Which country has won the most gold medals in summer games?

This function should return a single string value.

这是我的答案:

def answer_one():
    pdf=df.sort_values(by='Gold',ascending=False)
    return pdf.iloc[0].name
answer_one()
#输出为'United States

我的想法是先按夏季金牌数排序,然后取第一个值的index名就是国家的名字。但这个过程中实际上复制了一个DataFrame才实现sort_values()。

这是别人的答案:

def answer_one():
    return df['Gold'].idxmax()
answer_one()

查了documentation原来idmax()是这样:

Series.idxmax(axis=None, skipna=True, *args, **kwargs)
Index label of the first occurrence of maximum of values.
Returns:

idxmax : Index of maximum of values

这个函数还有一个DataFrame版本:

DataFrame.idxmax(axis=0, skipna=True)
Return index of first occurrence of maximum over requested axis. NA/null values are excluded.
有两个参数:
(1)axis : {0 or ‘index’, 1 or ‘columns’}, default 0
(2)skipna : boolean, default True
Exclude NA/null values. If an entire row/column is NA, the result will be NA.

返回 idxmax : Series

直接就返回了index,看起来很好用的样子!

Question 2

Which country had the biggest difference between their summer and winter gold medal counts?

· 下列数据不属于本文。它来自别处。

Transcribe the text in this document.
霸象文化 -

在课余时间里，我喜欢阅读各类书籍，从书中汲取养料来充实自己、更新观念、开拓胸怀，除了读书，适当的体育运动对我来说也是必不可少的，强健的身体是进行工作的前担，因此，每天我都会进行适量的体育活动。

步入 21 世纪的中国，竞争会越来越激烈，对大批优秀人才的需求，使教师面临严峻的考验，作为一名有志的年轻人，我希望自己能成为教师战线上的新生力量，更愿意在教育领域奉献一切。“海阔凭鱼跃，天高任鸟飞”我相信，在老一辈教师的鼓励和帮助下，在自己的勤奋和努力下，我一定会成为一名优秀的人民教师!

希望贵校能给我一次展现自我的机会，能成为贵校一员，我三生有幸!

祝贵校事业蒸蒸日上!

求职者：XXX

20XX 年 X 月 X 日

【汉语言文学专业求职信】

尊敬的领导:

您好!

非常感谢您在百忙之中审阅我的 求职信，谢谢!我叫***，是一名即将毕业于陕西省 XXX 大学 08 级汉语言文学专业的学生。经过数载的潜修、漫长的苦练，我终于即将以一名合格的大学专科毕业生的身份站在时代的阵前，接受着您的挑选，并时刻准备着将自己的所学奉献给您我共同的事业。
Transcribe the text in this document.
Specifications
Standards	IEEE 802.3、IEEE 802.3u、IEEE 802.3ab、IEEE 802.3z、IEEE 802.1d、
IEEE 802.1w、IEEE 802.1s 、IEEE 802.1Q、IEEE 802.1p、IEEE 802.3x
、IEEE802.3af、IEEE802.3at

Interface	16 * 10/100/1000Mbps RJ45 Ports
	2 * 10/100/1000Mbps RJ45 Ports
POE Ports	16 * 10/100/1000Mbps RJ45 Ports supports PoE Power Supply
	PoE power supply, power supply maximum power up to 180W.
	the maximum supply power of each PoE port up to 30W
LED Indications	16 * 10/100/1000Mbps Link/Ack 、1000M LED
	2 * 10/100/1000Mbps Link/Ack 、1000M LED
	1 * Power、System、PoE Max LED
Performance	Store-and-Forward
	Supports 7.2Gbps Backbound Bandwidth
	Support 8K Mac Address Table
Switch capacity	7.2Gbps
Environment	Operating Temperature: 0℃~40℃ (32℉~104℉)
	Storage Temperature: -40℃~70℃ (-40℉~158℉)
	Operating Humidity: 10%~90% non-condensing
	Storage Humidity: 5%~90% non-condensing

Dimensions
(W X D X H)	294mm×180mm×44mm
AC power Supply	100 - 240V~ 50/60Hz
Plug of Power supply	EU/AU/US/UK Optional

This function should return a single string value.

我的答案:

def answer_two():
    df['dif']=np.abs(df['Gold']-df['Gold.1'])
    copy=df.sort_values(by='dif',ascending=False)
return copy.iloc[0].name

首先增加一列'dif'计算夏季金牌和冬季金牌差值的绝对值,然后用sort_values按照新的一列排序,取第一个的id。同样复制了一个dataframe,并且还是个增加了一列的dataframe。

别人的答案

def answer_two():
    summer = df['Gold']
    winter = df['Gold.1']
    delt = summer - winter
    return delt[delt == max(delt)].index[0]
answer_two()

首先生成了一个Series - delt保存金牌差值,然后用到了boolean mask: delt[delt== max(delt)]获得series其中一项,由于题目要求的是国家的名字是string value,所以用index[0]取index label。经过我的实验这里直接用delt.idxmax() 是可以的。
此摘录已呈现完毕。